Probiotics aren’t harmless, says a new study published on November 7, 2019 in the journal Nature Medicine. In fact, some patients may be put at serious risk by the bacteria in probiotics. Doctors should weigh the risks of probiotics in severely ill or immunocompromised patients before prescribing them, as their benefits may be significantly smaller than the danger in such situations.
Probiotics are live micro-organisms, which are used to enhance health. Such bacteria and yeasts are often found in fermented foods, dietary supplements and beauty products. Their use is based on the established fact that beneficial bacteria in the gut number in trillions, and help us digest our food, produce vitamins and other essential nutrients that promote healthy growth and development, and keep disease-causing organisms at bay. In fact, probiotics contain many of the same microbes found naturally in the human body.
Most probiotics contain some mixture of Lactobacillus and Bifidobacterium, and yeasts like Saccharomyces boulardii. About 4 million American adults use probiotics within a given period of 30 days, making them next in frequency of use only to vitamin and mineral supplements.
Many patients today receive probiotics in many forms for many and varied reasons. For some, it may be a functional bowel disorder that is linked to abnormal gut microflora. For others, there may be debilitating illness which could be benefited by the nutritional support given by beneficial gut bacteria. Patients on antibiotics might receive probiotics to prevent Clostridium difficile antibiotic-resistant diarrhea because they help re-establish some healthy gut micro-organisms. Premature infants get them to help prevent fatal gut and blood infections.
So far, there hasn’t been much proof that bacteria found in the blood in certain patients who were given probiotics actually came from these pills. The current study was undertaken to examine this possibility.
The study looked at patients in the ICU (intensive care unit) for various indications who were treated with probiotics, among other things. The research covered 5.5 years, during which there were 552 patients treated with probiotic capsules containing Lactobacillus rhamnosus.
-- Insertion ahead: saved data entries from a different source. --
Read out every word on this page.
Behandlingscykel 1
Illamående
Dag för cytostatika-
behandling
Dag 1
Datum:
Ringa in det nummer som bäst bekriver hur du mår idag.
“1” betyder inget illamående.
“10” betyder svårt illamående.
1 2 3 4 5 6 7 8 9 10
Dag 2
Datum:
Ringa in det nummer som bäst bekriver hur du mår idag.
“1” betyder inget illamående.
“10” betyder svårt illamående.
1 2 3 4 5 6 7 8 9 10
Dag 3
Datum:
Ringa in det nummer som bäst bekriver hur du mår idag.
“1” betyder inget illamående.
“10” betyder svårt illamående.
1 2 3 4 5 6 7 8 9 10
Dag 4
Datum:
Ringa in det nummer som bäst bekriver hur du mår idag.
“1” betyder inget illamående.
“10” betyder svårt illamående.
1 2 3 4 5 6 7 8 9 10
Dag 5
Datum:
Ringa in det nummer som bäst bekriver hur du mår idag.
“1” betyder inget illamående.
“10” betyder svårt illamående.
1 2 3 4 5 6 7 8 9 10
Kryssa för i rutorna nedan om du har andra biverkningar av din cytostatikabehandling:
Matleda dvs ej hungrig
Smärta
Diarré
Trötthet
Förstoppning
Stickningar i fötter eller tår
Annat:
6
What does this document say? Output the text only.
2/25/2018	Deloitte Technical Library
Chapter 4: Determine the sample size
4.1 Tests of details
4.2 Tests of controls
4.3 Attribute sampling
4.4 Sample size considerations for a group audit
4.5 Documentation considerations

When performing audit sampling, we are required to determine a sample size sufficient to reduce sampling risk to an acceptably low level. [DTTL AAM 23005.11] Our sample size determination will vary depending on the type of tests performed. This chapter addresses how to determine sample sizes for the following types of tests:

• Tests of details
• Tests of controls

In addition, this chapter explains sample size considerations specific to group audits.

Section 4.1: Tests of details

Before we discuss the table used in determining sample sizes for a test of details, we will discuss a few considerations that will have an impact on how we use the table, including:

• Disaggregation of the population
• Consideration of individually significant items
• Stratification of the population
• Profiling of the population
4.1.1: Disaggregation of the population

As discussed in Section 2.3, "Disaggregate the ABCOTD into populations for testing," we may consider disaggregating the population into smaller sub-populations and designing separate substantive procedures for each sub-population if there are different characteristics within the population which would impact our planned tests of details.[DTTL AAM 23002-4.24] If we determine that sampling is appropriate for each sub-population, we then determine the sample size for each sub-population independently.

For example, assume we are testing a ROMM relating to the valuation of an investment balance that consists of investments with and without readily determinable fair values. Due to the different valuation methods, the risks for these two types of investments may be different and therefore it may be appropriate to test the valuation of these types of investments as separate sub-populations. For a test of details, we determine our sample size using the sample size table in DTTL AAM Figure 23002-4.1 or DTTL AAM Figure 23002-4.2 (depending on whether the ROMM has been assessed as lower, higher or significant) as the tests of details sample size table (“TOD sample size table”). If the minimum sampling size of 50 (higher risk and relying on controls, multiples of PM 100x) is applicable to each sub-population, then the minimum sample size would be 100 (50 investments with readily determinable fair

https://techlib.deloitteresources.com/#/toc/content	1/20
Overall, 22,174 patients were treated in the same ICU during this period, but the rest did not receive probiotics.
They compared the risk of blood infection, or bacteremia, with this organism, in these patients compared to that in non-probiotic patients. In the second part of the experiment, the researchers analyzed the genomics data from these bacterial samples, and traced their phylogenetic origin.
The results showed that there were 6 patients who were diagnosed with blood infection due to L. rhamnosus from this group, compared to zero patients from the rest of the patients were not given probiotics. In other words, the first group was found to have a markedly higher risk than the second.
New whole-genome sequencing methods were then used to find out the source of the Lactobacilli in these 6 patients. This showed that the Lactobacilli species isolated from the patients were identical to those in the probiotic they had been treated with. Whatever little difference there was, indeed, between the isolated bacterial strains, was found to originate in the probiotic itself.
Some of the bacterial strains found in the blood showed new-origin mutations. In one patient, the blood isolate was of Lactobacillus rhamnosus, and showed a new mutation which made the bacterium resistant to the antibiotic rifampicin.
Previous studies have suggested the possibility of gene transfer from probiotic microbes to other bacteria in the gut, making the latter antibiotic-resistant. Some studies also show that in some cases, probiotics may lead to the production of toxins. And finally, a regulatory issue exists: some probiotics contain micro-organisms that are completely different from those that are on the label.
The researchers conclude that not only can bacteria found within probiotics directly lead to bacteremia in susceptible patients, but they can also undergo mutations to adapt to the presence of antibiotics, and to establish their optimum rate of growth and proliferation in the human host.